In a statement to Capital & Main, the county health department defended its actions to address reported cases and outbreaks of COVID-19, explaining that its staff “contacted store management” and identified “close contacts at work” to make sure infected individuals quarantined at home.

The statement also noted that the department passes on to the California Labor Commissioner’s Office labor issues that involve sick time and retaliation. In February, the Labor Commissioner’s Office confirmed the allegations of retaliation, hitting the Boyle Heights franchise’s owners with a fine of more than $125,000 and requiring them to reinstate all four fired employees.

“It’s outrageous that a store that illegally fired workers for raising the alarm about COVID-19 safety failures should get a federal loan meant to keep people in their jobs. That’s our taxpayer dollars. It’s not right,” said Lizzet Aguilar, one of the fired and later rehired workers, in a statement to Capital & Main.

The Boyle Heights restaurant is also linked to one of two cases identified in a new reportfrom Physicians for Social Responsibility-Los Angeles where infections may have spread between multiple stores employing the same workers. “Most of us have two fast food jobs — you can’t pay your bills with one job — so COVID-19 could easily spread from McDonald’s to McDonald’s,” says a complaint about a San Jose franchise by Maurilia Arellanes, a McDonald’s veteran of over two decades.

Despite the danger, McDonald’s employees across California reported a lack of transparency regarding COVID infections among their coworkers. Employees described being told to come in with COVID-19 symptoms, as well as being paid for fewer hours than usual when they used sick time. Some complaints from a San Francisco store even alleged that managers tried to cover up positive COVID tests among staff. Capital & Main attempted to reach store management for comment. This article will be updated if we receive a response.

“Even though a lot of people were getting sick with COVID-19 at the store, management did not notify all workers that there were positive cases and did not quarantine all close contacts,” says a complaint from worker Sofia Lima regarding the San Francisco McDonald’s. “When I told a supervisor . . . that I had COVID-19, she told me to be quiet and not to tell anyone I had tested positive.”

Amid such complaints, the report from Physicians for Social Responsibility-Los Angeles highlighted how conditions in the fast food industry could have influenced the wider pandemic. “In this study, observations of workplace conditions and COVID-19 infection by workers suggest that workplace transmission among fast food restaurant workers has been a potentially significant, ongoing contributor to the COVID-19 pandemic as well as to disparities in COVID-19 disease burdens,” the report says.

“This has not been a field in which there have been unions, and of course that leaves workers in a position of very little strength,” California State Assemblywoman Lorena Gonzalez (D-San Diego) told Capital & Main.

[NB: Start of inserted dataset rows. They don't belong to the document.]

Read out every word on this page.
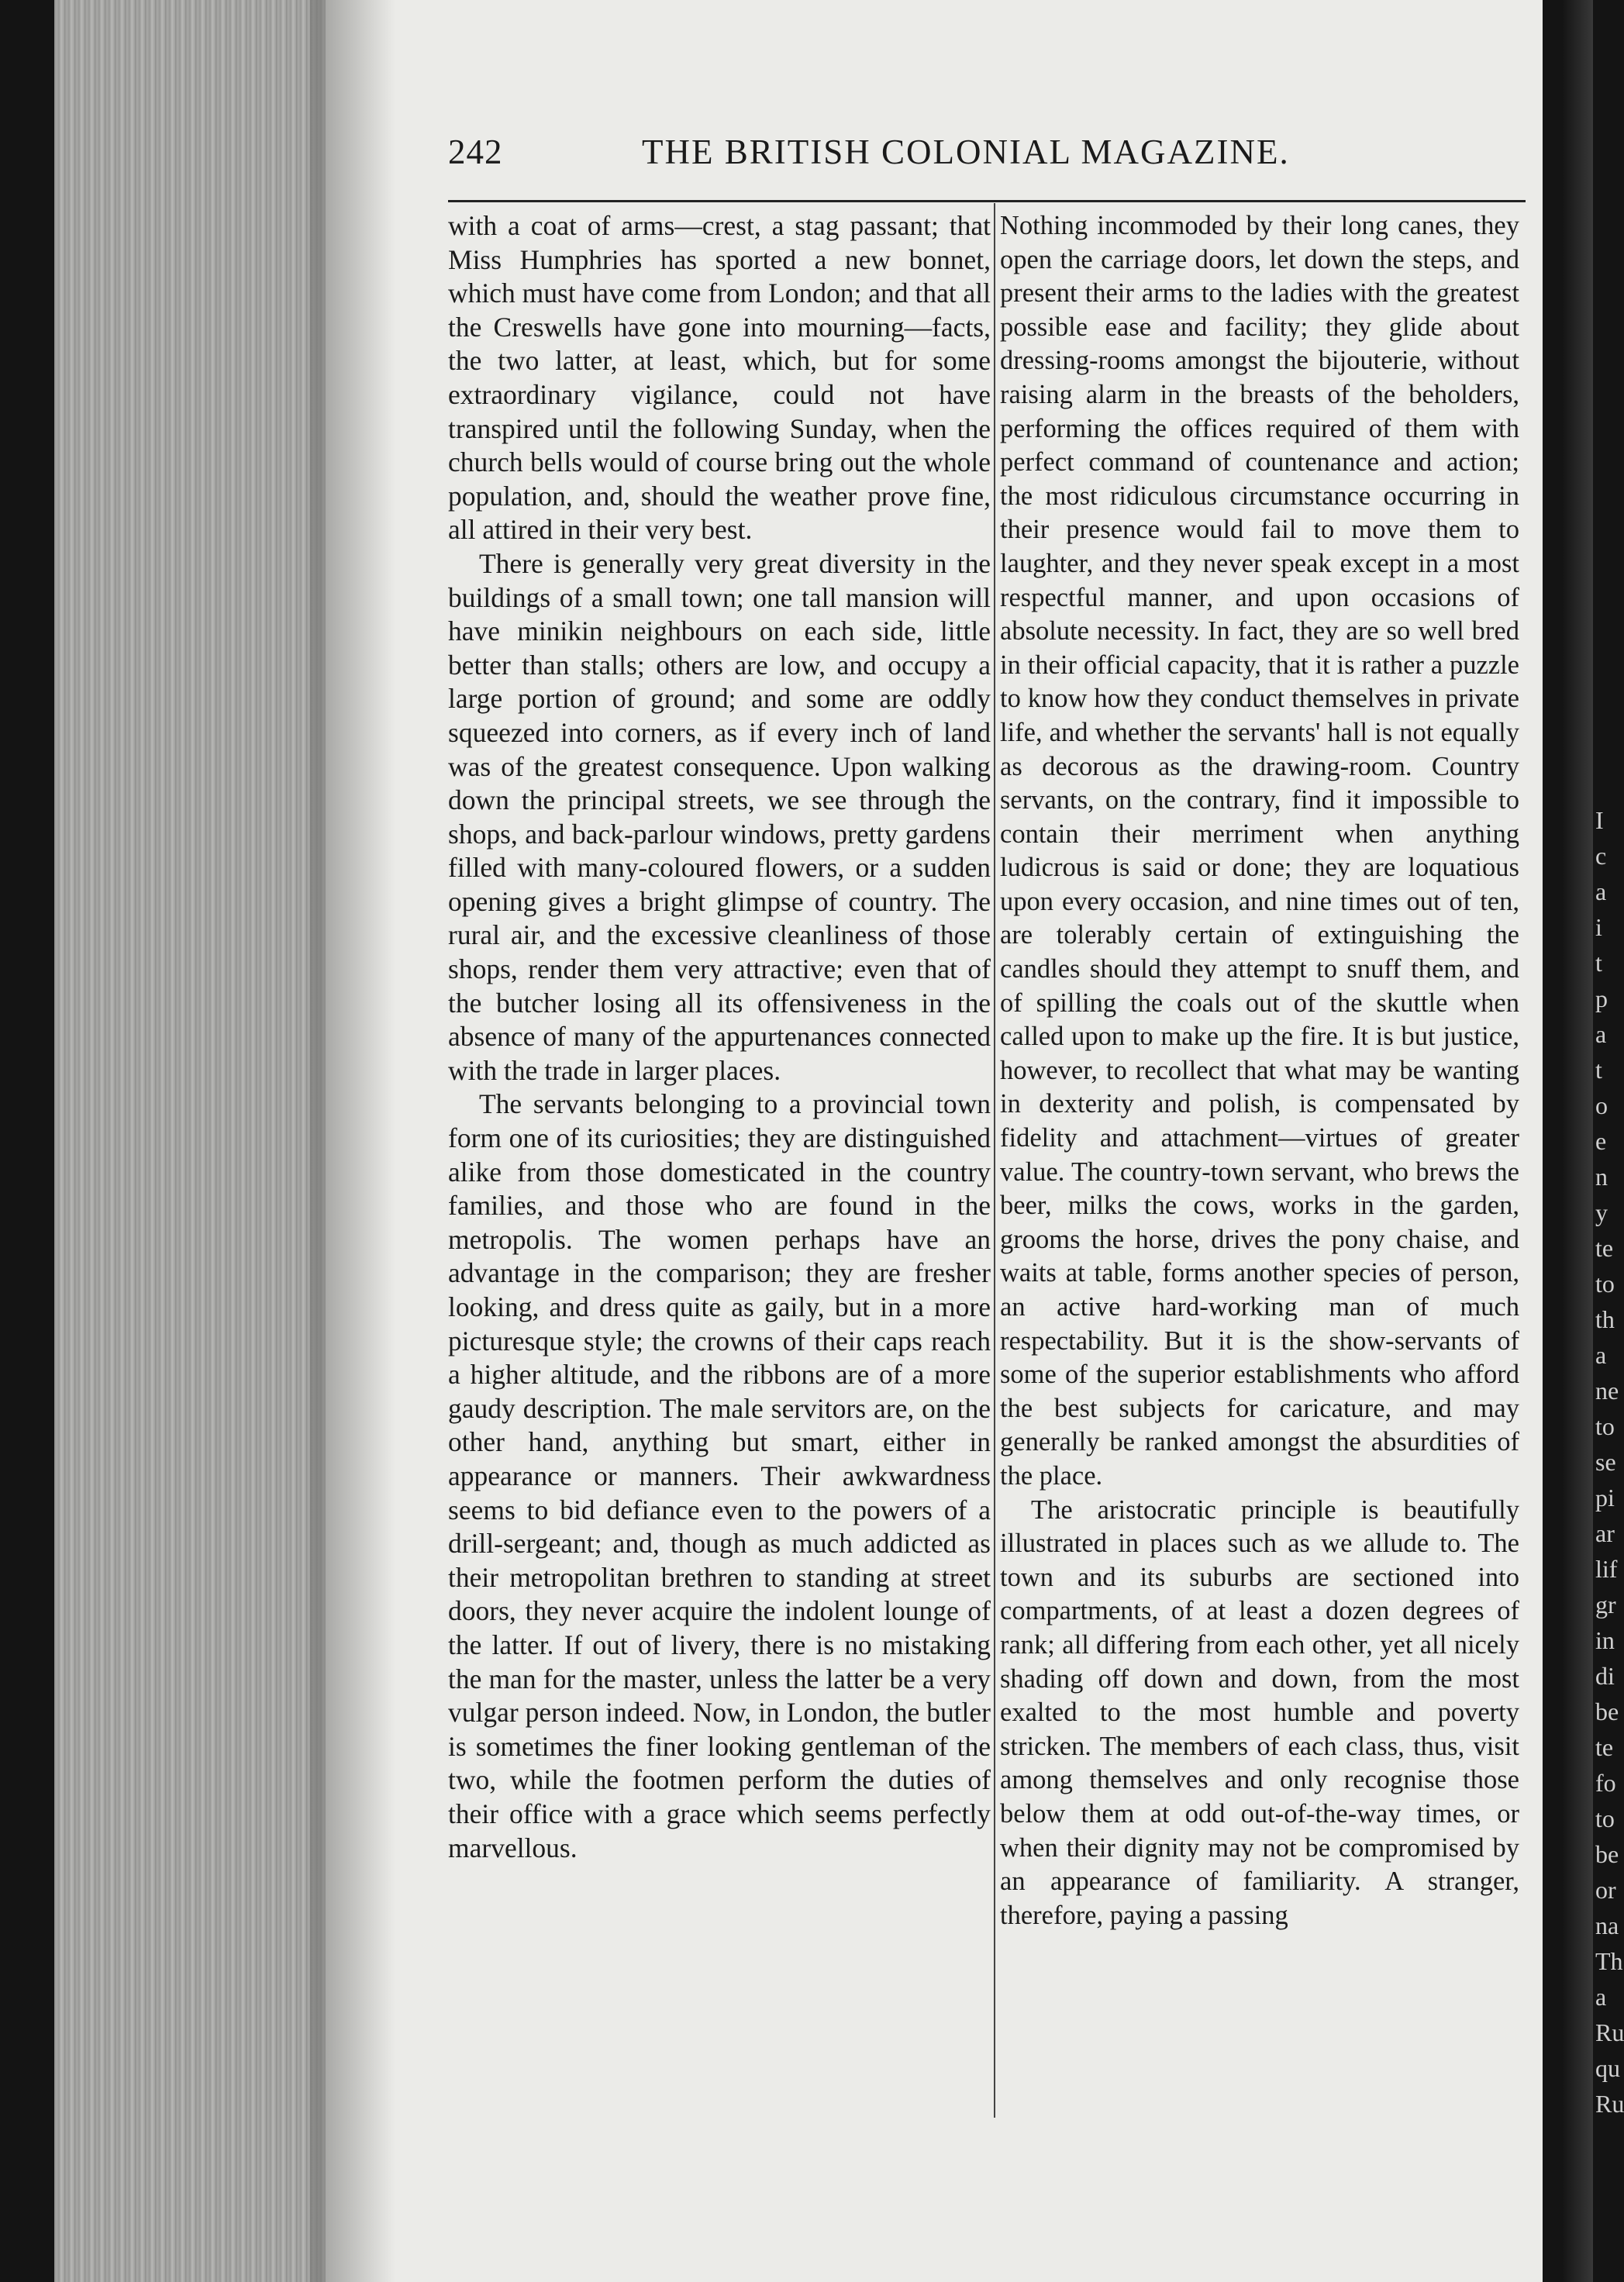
242	THE BRITISH COLONIAL MAGAZINE.

with a coat of arms—crest, a stag passant; that Miss Humphries has sported a new bonnet, which must have come from London; and that all the Creswells have gone into mourning—facts, the two latter, at least, which, but for some extraordinary vigilance, could not have transpired until the following Sunday, when the church bells would of course bring out the whole population, and, should the weather prove fine, all attired in their very best.

There is generally very great diversity in the buildings of a small town; one tall mansion will have minikin neighbours on each side, little better than stalls; others are low, and occupy a large portion of ground; and some are oddly squeezed into corners, as if every inch of land was of the greatest consequence. Upon walking down the principal streets, we see through the shops, and back-parlour windows, pretty gardens filled with many-coloured flowers, or a sudden opening gives a bright glimpse of country. The rural air, and the excessive cleanliness of those shops, render them very attractive; even that of the butcher losing all its offensiveness in the absence of many of the appurtenances connected with the trade in larger places.

The servants belonging to a provincial town form one of its curiosities; they are distinguished alike from those domesticated in the country families, and those who are found in the metropolis. The women perhaps have an advantage in the comparison; they are fresher looking, and dress quite as gaily, but in a more picturesque style; the crowns of their caps reach a higher altitude, and the ribbons are of a more gaudy description. The male servitors are, on the other hand, anything but smart, either in appearance or manners. Their awkwardness seems to bid defiance even to the powers of a drill-sergeant; and, though as much addicted as their metropolitan brethren to standing at street doors, they never acquire the indolent lounge of the latter. If out of livery, there is no mistaking the man for the master, unless the latter be a very vulgar person indeed. Now, in London, the butler is sometimes the finer looking gentleman of the two, while the footmen perform the duties of their office with a grace which seems perfectly marvellous.

Nothing incommoded by their long canes, they open the carriage doors, let down the steps, and present their arms to the ladies with the greatest possible ease and facility; they glide about dressing-rooms amongst the bijouterie, without raising alarm in the breasts of the beholders, performing the offices required of them with perfect command of countenance and action; the most ridiculous circumstance occurring in their presence would fail to move them to laughter, and they never speak except in a most respectful manner, and upon occasions of absolute necessity. In fact, they are so well bred in their official capacity, that it is rather a puzzle to know how they conduct themselves in private life, and whether the servants' hall is not equally as decorous as the drawing-room. Country servants, on the contrary, find it impossible to contain their merriment when anything ludicrous is said or done; they are loquatious upon every occasion, and nine times out of ten, are tolerably certain of extinguishing the candles should they attempt to snuff them, and of spilling the coals out of the skuttle when called upon to make up the fire. It is but justice, however, to recollect that what may be wanting in dexterity and polish, is compensated by fidelity and attachment—virtues of greater value. The country-town servant, who brews the beer, milks the cows, works in the garden, grooms the horse, drives the pony chaise, and waits at table, forms another species of person, an active hard-working man of much respectability. But it is the show-servants of some of the superior establishments who afford the best subjects for caricature, and may generally be ranked amongst the absurdities of the place.

The aristocratic principle is beautifully illustrated in places such as we allude to. The town and its suburbs are sectioned into compartments, of at least a dozen degrees of rank; all differing from each other, yet all nicely shading off down and down, from the most exalted to the most humble and poverty stricken. The members of each class, thus, visit among themselves and only recognise those below them at odd out-of-the-way times, or when their dignity may not be compromised by an appearance of familiarity. A stranger, therefore, paying a passing

I
c
a
i
t
p
a
t
o
e
n
y
te
to
th
a
ne
to
se
pi
ar
lif
gr
in
di
be
te
fo
to
be
or
na
Th
a
Ru
qu
Ru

In January, after seeing how the pandemic exacerbated the inequities facing fast food workers, Gonzalez introduced Assembly Bill 257, known as the Fast Food Accountability and Standards (FAST) Recovery Act. In addition to closing loopholes related to franchises and shielding whistleblowers from retaliation, the bill would establish a Fast Food Sector Council, which would bring workers together with business advocates and government agencies to set new labor standards for fast food. “Knowing the industry, they could sculpt more appropriate laws and regulations,” said Gonzalez.

Aguilar welcomed the possibility of new legislation. “AB-257 would give workers like me a voice in setting statewide standards,” she said.